The fact that the county has emerged from a $20-million budget shortage so quickly is a testament to the solid base Mr. Ecker inherited, she said.
Ms. Hantman, who will make her announcement at the county office building, said she decided to enter the race because of dTC what she called a lack of leadership. "We're dealing with problems as if there are only two solutions," she said. "Increase services and raise taxes or cut services and reduce taxes."
What is needed instead, she said, is an ability to solve problems in "innovative ways," -- something she said she would bring to the job.
Ms. Hantman pointed to the county school system as an example of an institution that, despite its reputation as one of the best in the country, still can be better.
"We need to look beyond [Scholastic Aptitude Test] scores," she said. "That leaves out a large group of students who will not be going to college. We are not training our noncollege bound students for skilled jobs. I don't want to see industry leaving the country."
The way to keep industry and prepare students for skilled labor, Ms. Hantman said, is for business to work with the schools to develop apprenticeship programs that would train students on the job. "The countries we are competing with are doing that," she said. "We are not."
Ms. Hantman, who spent five years as a prosecutor in the juvenile division of the state's attorney's office, said the correctional system needs fixing also.
Young criminals become addicted to drugs and alcohol and turn to crime because they haven't learned any skills and don't believe they can change their environment, she said. They return to prison, she said, because they are not taught skills and alternatives to violence. Howard County needs to provide those skills and alternatives, she said.
Turning to business, Ms. Hantman said she would like to put an end to what she sees as an enmity between business and residents concerned about the environment. "We don't need a business vs. the rest of us mentality," she said. "We need to recognize that economic development is important for all of us. We can attract business and still protect the environment. It doesn't have to be either . . or."
Some local Democrats said Ms. Hantman's entrance into the race would help the entire ticket.

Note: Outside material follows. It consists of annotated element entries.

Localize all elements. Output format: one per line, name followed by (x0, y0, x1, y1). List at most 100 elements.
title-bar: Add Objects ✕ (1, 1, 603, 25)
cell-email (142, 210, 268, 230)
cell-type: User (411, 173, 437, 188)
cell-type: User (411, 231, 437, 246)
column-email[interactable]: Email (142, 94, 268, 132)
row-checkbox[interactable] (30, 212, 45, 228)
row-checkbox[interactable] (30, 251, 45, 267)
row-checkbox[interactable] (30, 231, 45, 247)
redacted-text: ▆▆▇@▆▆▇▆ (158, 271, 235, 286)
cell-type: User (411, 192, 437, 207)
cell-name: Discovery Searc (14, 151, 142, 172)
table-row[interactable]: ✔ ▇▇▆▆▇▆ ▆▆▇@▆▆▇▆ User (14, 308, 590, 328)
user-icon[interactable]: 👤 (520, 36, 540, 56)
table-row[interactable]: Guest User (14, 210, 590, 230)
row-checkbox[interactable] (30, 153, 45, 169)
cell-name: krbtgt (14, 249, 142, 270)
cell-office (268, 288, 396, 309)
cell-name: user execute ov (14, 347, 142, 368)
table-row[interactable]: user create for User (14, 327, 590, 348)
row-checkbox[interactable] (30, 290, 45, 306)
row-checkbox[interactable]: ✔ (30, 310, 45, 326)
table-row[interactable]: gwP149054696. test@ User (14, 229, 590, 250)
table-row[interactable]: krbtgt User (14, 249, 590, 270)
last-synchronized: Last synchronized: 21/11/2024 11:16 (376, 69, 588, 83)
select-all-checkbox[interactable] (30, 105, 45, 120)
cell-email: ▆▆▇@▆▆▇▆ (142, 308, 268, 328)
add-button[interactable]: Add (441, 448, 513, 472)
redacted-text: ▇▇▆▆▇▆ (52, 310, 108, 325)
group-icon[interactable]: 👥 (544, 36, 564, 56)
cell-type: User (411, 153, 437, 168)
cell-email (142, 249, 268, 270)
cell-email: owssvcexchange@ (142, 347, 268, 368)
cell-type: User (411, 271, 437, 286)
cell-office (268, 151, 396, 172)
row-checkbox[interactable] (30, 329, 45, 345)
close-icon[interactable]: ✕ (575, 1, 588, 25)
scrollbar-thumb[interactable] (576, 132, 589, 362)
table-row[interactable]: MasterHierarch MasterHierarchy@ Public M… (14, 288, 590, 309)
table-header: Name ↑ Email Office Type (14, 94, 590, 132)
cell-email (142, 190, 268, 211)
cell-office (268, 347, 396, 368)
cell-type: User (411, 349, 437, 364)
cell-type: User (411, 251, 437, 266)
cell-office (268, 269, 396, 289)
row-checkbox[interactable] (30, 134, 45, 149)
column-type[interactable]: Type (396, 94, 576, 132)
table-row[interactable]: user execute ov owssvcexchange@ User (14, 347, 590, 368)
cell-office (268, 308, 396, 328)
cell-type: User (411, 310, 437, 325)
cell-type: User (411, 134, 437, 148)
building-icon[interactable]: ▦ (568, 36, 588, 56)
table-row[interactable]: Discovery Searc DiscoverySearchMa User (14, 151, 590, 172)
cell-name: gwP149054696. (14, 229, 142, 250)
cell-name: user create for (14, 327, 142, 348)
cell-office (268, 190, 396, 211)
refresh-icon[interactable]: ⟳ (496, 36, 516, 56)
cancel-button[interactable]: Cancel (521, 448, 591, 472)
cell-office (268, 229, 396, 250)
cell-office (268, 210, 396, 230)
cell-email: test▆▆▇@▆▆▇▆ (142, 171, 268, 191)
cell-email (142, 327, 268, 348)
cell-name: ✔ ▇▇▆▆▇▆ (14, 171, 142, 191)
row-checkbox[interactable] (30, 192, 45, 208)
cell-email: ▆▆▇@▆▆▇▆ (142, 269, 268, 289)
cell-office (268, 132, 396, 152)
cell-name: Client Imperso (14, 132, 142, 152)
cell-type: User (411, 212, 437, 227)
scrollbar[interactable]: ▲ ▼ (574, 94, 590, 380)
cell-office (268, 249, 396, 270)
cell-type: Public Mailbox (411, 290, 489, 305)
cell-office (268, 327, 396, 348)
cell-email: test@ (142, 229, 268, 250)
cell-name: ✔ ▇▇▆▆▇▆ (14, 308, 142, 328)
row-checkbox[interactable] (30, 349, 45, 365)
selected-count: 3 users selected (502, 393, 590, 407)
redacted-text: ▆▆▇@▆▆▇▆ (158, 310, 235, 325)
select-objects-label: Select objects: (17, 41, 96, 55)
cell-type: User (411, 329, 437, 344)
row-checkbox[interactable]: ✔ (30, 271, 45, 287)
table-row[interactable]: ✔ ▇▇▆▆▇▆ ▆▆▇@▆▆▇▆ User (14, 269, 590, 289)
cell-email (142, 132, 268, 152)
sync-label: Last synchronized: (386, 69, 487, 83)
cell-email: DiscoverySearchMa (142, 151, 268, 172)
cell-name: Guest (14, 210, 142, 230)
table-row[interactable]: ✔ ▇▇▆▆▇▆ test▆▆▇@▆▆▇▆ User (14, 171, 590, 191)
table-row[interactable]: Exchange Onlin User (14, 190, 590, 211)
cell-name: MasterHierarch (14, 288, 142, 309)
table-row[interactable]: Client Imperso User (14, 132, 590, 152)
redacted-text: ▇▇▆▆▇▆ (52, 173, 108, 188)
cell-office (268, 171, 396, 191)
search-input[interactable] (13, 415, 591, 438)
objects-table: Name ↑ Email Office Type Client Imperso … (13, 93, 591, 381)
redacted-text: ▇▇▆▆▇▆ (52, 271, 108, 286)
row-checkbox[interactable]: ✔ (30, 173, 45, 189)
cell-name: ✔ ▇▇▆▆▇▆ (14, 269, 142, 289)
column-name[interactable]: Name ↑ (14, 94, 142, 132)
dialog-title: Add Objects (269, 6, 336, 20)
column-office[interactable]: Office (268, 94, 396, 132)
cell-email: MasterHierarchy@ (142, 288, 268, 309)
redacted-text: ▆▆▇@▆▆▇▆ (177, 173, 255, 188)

"Sue-Ellen is a strong candidate for county executive," said Democrat Charles Acquard, who is running for the County Council seat held by Democrat Shane Pendergrass of the 1st District. "She keeps Chuck [Ecker] worrying about his own re-election and not the election of Republican candidates for County Council."
Kathryn Mann, who is challenging Council Chairman C. Vernon Gray of the 3rd District in the Democratic primary, said Ms. Hantman "is a person of principle who has been just everywhere. She will run a very candid race and is going to bring a lot of attention to issues that need to be talked about. That will be helpful to her campaign and everybody else's."
A Brooklyn, N.Y., native who grew up in Long Island, Ms. Hantman attended Brandeis University before graduating cum laude from Fairleigh Dickinson University with a degree in sociology in 1966.
That fall, she entered law school at the Newark, N.J., campus of Rutgers University and graduated in 1969.
She was admitted to the Massachusetts bar in 1971 and then moved to Columbia with her husband, Jerome, in 1973. She was admitted to the Maryland bar in 1979.
Her entrance into the race two weeks before the filing deadline is not a handicap, Ms. Hantman said.
"I was taught as a child to be all that I could be -- to leave the world a better place," she said. "In 21 years [in Howard County], I've never not been involved." She has served as a prosecutor, a member of the planning board and on various social service agencies.